There is also a fundamental constitutional problem with officials of one sovereign imposing a penalty, either civil or criminal, based in whole or in part on the actions of officials of another sovereign. It is a violation of federalism and the separation of powers. Each branch and level of government is accountable solely to its own electors, and may not delegate authority to officials of another branch or level. In this case, what happens if the federal government convicts and sentences someone of the offence of carrying a firearm, on the basis of a conviction of a felony in a state court, and then the state offense is pardoned or overturned on appeal? It simply does not work, constitutionally, for the decisions of a state court to determine whether an act is a federal crime.
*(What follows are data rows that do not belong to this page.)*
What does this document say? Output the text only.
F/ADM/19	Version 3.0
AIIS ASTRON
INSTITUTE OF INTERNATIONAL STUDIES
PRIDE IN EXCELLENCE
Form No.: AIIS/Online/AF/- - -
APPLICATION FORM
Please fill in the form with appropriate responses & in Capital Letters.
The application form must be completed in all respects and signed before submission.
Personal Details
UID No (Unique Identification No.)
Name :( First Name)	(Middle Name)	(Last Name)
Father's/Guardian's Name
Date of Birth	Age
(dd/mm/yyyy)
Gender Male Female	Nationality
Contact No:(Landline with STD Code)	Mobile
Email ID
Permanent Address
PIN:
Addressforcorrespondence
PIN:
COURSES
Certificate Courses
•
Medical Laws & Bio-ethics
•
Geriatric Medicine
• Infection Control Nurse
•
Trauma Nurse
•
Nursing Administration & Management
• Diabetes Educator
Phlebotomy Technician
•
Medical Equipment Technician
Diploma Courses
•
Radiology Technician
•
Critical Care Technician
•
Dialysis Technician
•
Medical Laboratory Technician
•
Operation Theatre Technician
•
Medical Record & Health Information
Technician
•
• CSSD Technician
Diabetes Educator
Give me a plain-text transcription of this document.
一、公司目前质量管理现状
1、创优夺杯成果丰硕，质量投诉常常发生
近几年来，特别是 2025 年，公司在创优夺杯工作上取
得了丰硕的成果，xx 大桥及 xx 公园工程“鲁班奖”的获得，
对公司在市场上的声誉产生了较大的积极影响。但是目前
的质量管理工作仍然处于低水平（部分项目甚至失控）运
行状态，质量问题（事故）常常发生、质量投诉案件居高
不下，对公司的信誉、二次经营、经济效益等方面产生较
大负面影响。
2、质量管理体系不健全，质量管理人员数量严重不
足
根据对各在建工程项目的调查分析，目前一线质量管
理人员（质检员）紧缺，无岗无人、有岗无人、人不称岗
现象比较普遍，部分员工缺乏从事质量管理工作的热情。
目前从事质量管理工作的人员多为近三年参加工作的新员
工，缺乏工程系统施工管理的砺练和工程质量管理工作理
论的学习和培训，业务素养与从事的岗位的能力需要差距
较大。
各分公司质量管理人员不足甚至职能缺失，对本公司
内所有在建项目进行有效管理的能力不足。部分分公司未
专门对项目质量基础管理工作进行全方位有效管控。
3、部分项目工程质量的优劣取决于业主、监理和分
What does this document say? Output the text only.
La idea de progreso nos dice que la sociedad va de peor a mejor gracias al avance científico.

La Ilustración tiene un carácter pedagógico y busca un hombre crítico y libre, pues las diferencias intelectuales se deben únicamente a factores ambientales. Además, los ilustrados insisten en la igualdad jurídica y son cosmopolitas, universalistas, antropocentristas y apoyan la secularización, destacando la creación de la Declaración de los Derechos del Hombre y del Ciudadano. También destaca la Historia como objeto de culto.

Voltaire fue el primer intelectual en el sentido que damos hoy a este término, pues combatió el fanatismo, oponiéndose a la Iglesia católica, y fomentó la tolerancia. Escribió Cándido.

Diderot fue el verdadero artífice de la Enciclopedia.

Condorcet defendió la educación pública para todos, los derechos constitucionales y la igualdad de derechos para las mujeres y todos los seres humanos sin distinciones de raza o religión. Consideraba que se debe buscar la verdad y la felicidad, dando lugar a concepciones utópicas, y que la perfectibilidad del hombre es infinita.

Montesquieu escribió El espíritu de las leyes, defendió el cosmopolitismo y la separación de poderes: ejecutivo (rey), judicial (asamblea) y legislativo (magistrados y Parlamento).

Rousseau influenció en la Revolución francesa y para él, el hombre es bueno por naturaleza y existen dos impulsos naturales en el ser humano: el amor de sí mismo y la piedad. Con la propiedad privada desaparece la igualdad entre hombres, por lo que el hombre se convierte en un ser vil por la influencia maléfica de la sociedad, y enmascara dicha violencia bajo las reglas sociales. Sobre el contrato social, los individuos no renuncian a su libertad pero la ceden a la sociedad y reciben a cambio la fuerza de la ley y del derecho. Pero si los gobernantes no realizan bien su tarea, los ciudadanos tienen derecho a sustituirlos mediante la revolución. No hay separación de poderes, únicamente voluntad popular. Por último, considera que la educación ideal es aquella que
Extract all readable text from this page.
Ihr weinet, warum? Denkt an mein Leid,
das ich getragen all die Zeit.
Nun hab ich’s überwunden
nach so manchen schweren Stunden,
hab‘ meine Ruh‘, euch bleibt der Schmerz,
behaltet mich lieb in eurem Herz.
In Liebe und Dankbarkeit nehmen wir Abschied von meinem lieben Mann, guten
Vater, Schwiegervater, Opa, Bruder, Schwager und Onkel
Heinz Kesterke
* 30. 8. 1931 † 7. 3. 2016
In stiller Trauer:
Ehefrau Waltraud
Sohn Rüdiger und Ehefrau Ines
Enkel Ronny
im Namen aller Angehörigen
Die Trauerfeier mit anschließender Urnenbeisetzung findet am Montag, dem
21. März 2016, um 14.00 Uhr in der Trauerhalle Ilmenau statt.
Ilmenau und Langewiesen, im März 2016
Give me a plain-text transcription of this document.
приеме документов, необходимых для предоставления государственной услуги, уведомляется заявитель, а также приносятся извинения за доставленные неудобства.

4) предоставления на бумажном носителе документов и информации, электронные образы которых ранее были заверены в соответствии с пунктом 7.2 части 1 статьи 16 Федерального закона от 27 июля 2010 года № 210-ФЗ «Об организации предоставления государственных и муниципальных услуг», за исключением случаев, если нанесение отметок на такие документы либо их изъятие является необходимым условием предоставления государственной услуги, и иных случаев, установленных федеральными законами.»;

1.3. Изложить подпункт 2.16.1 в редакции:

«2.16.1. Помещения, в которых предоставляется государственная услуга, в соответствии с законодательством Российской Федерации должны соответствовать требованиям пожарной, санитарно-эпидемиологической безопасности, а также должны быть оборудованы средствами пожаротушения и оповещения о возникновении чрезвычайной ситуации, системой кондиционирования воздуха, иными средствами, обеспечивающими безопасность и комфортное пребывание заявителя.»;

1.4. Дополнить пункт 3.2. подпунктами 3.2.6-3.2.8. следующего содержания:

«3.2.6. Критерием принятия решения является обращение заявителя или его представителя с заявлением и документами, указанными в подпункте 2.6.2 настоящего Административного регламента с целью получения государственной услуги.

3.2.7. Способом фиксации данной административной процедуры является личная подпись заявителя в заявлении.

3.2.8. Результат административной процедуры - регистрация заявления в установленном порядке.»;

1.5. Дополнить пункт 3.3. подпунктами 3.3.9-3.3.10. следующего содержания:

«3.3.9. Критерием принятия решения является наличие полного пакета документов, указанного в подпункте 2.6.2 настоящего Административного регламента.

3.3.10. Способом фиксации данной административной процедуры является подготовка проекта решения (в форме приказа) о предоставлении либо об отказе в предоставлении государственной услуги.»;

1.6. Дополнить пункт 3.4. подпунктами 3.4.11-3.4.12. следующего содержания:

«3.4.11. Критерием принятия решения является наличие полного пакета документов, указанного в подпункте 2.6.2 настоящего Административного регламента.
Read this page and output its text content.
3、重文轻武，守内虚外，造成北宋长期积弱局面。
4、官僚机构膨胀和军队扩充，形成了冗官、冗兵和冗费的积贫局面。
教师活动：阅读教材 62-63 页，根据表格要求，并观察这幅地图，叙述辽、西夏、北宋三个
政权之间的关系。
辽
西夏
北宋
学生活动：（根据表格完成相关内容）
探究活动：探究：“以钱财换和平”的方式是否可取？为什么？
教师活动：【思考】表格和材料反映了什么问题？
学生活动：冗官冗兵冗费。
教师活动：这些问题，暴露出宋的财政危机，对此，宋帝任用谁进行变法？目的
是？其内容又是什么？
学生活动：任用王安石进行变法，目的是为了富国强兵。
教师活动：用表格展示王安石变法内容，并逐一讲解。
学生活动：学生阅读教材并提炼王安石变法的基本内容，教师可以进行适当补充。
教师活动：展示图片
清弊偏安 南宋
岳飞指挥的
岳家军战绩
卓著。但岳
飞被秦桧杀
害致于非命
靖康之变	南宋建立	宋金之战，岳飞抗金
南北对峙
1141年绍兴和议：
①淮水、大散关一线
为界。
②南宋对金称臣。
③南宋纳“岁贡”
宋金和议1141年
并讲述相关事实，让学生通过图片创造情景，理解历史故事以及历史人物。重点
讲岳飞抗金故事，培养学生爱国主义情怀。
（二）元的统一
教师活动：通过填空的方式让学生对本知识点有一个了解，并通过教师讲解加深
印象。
That applies not only to state criminal proceedings, but to things like protective orders, competency hearings and commitment orders, indictments, arrests, issuance of licenses or permits, or any other official action.

This case should never have made it past the grand jury. The statute, and others like it, are unconstitutional, as are most of the precedents that led to the decision and opinions on both sides in this case.[2]

Notes:

1. The preceding list of points borrows heavily from an article by Karen L. MacNutt in Gun Week magazine.